風見裕也沒有推脫,他知道上司決定的事很難改變,他接過票後說道:“謝謝降谷先生。”
見他接過,安室透微微勾唇,伸出手輕輕拍了拍風見裕也的肩膀。
“回來之後好好幹。”
安室透留下這句話轉身離開,步伐穩健而有力。
風見目送著上司的背影遠去,直到辦公室的門輕輕關閉。
他這才低頭看了看手裡上司剛剛送給自己的演唱會門票,那張票靜靜地躺在他的掌心,卻像是溫暖的擁抱,這是降谷先生對自己的肯定吧。
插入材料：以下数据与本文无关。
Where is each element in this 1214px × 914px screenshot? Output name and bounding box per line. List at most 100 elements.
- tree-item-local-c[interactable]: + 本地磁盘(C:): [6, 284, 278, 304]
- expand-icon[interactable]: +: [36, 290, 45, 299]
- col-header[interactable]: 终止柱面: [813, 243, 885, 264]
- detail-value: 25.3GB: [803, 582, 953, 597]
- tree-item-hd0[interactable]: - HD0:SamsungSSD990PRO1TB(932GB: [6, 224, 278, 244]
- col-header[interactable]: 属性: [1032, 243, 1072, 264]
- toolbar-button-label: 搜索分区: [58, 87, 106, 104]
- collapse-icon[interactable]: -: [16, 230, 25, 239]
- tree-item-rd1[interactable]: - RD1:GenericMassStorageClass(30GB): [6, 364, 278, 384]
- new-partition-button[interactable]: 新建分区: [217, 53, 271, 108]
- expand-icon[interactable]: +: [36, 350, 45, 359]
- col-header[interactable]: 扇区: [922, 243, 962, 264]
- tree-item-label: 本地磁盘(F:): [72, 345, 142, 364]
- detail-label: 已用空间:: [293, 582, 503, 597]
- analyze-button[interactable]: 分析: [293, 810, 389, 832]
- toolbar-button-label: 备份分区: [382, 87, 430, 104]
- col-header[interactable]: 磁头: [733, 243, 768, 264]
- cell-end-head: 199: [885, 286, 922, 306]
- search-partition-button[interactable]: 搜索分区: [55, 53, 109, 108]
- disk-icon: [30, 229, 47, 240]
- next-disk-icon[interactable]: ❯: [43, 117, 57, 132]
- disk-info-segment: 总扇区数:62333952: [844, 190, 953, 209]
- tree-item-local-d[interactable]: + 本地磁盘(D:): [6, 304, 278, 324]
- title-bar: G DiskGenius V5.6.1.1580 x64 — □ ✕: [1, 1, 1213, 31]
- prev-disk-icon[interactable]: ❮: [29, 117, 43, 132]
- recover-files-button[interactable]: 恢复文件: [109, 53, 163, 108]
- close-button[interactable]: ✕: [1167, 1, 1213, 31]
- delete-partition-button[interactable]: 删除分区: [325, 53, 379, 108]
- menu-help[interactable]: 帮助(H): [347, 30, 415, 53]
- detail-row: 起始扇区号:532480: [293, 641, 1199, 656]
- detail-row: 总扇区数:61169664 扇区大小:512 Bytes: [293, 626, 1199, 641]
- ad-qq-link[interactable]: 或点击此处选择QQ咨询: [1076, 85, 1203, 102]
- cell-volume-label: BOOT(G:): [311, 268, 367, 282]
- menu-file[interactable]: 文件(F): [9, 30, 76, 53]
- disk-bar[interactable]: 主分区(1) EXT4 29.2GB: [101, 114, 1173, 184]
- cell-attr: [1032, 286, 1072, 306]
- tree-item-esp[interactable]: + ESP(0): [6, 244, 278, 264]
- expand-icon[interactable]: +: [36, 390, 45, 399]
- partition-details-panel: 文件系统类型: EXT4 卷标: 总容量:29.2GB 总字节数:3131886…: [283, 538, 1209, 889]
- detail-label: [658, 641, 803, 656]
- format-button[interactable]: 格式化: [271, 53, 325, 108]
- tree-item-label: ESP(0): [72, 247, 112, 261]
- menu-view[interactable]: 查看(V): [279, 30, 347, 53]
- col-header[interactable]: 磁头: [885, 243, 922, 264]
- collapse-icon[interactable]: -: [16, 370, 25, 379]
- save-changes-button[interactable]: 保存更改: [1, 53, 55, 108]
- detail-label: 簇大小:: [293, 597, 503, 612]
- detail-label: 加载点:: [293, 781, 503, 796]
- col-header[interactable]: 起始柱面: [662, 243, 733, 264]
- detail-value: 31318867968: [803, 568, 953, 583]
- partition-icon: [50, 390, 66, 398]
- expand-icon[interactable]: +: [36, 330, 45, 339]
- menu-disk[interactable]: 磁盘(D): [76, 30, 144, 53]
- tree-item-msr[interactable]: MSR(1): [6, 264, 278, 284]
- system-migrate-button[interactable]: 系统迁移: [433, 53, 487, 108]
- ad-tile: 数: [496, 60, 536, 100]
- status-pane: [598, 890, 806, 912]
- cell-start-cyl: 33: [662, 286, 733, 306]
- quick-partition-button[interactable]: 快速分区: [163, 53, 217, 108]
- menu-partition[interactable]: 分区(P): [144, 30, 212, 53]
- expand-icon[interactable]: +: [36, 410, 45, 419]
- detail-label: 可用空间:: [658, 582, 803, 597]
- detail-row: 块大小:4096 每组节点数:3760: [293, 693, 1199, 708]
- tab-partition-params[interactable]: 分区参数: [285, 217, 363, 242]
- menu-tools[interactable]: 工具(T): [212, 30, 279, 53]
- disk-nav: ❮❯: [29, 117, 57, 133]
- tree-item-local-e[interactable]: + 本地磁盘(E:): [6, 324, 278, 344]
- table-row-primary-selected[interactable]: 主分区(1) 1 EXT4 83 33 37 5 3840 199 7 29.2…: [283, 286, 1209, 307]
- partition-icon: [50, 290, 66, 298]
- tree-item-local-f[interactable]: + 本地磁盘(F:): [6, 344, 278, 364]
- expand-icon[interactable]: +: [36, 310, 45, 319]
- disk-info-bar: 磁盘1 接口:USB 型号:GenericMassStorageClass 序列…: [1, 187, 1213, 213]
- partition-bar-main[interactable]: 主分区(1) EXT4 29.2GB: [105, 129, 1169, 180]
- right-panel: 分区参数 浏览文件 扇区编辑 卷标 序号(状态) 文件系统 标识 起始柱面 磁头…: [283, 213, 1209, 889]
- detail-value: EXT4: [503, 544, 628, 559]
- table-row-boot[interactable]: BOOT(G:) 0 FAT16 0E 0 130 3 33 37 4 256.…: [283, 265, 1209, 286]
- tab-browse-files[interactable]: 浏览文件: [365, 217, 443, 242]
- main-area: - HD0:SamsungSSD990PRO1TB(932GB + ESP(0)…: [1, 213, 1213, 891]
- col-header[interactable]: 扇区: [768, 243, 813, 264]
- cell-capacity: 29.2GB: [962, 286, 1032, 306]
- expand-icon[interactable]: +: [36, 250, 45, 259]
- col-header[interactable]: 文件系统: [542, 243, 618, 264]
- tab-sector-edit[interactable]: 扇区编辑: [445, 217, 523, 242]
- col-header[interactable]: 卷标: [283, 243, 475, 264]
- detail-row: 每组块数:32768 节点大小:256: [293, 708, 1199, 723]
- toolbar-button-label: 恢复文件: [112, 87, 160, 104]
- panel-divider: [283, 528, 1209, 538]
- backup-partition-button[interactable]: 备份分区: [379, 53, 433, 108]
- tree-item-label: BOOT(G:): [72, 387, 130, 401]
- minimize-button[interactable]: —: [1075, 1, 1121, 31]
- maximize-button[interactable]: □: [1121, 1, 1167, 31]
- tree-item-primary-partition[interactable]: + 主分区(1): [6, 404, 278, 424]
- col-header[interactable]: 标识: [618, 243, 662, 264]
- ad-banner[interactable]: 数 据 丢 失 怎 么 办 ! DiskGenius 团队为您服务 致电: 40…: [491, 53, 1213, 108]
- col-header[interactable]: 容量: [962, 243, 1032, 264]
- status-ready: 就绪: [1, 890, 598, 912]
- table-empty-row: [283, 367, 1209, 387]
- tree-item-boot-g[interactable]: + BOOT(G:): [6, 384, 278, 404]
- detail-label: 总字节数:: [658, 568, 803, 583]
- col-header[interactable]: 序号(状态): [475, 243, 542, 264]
風見裕也的表情雖然一如既往的嚴肅,但眼中卻閃爍著喜悅的光芒。
他輕輕摩挲著那張票,這可不僅僅是一張門票,更是降谷先生對他工作的認可和鼓勵。
將那張票小心翼翼地對摺一下收起來,然後風見十分精神地重新投入到工作中去。
他要給工作收個尾才能離開,辦公室裡再次恢復了寧靜,只有風見敲打鍵盤的聲音在迴盪。
·
降谷零不想回家,考慮到自己給哈羅留了足夠的食物,他給幼馴染髮訊息,得知弟弟也在那裡後果斷轉道。
此時的千葉修年已經吃飽喝足十分悠哉的坐在沙發上。
諸伏景光切了些水果端過來。
“零一會過來。”
說完諸伏景光把水果盤放在茶几上。
千葉修年坐直身子,眼睛眨了眨問道:“零哥吃過飯了嗎?”
“應該沒有,不過我給他留了。”
諸伏景光早就把這些考慮好了,再說他還能不清楚零的行為,肯定會為了工作而不注意自己的時間。
千葉修年稍微思考,零哥去了組織,而組織經過這幾天的事也算是有些損失,不知道烏丸蓮耶會不會有動作。
零哥和這些事沒太有關係,應該不會受罰,但也架不住組織裡的神經病沒事找事。
“景光哥,你知道組織的目的嗎?”
諸伏景光被這突如其來的問題弄得一愣,他微微側過頭,眼中閃過一絲疑惑:“什麼?”
反應過來後,他緊接著問道:“你知道組織的目的?”
也對,修年並不是平常人,之前零是打算問些事情的,但到那時候零又沒再開口,尊重孩子的選擇,修年沒有說總有他的理由。
千葉修年沒有立刻回答,而是抬起頭,他也是聽球球說的,可惜這個主線並沒有完結,這個世界本來就還有未知性。
他緩緩開口:“永生。”
諸伏景光聽後只覺得一股寒意從脊背直竄而上,藍眸上彷彿蒙上了一層深藍色的陰影。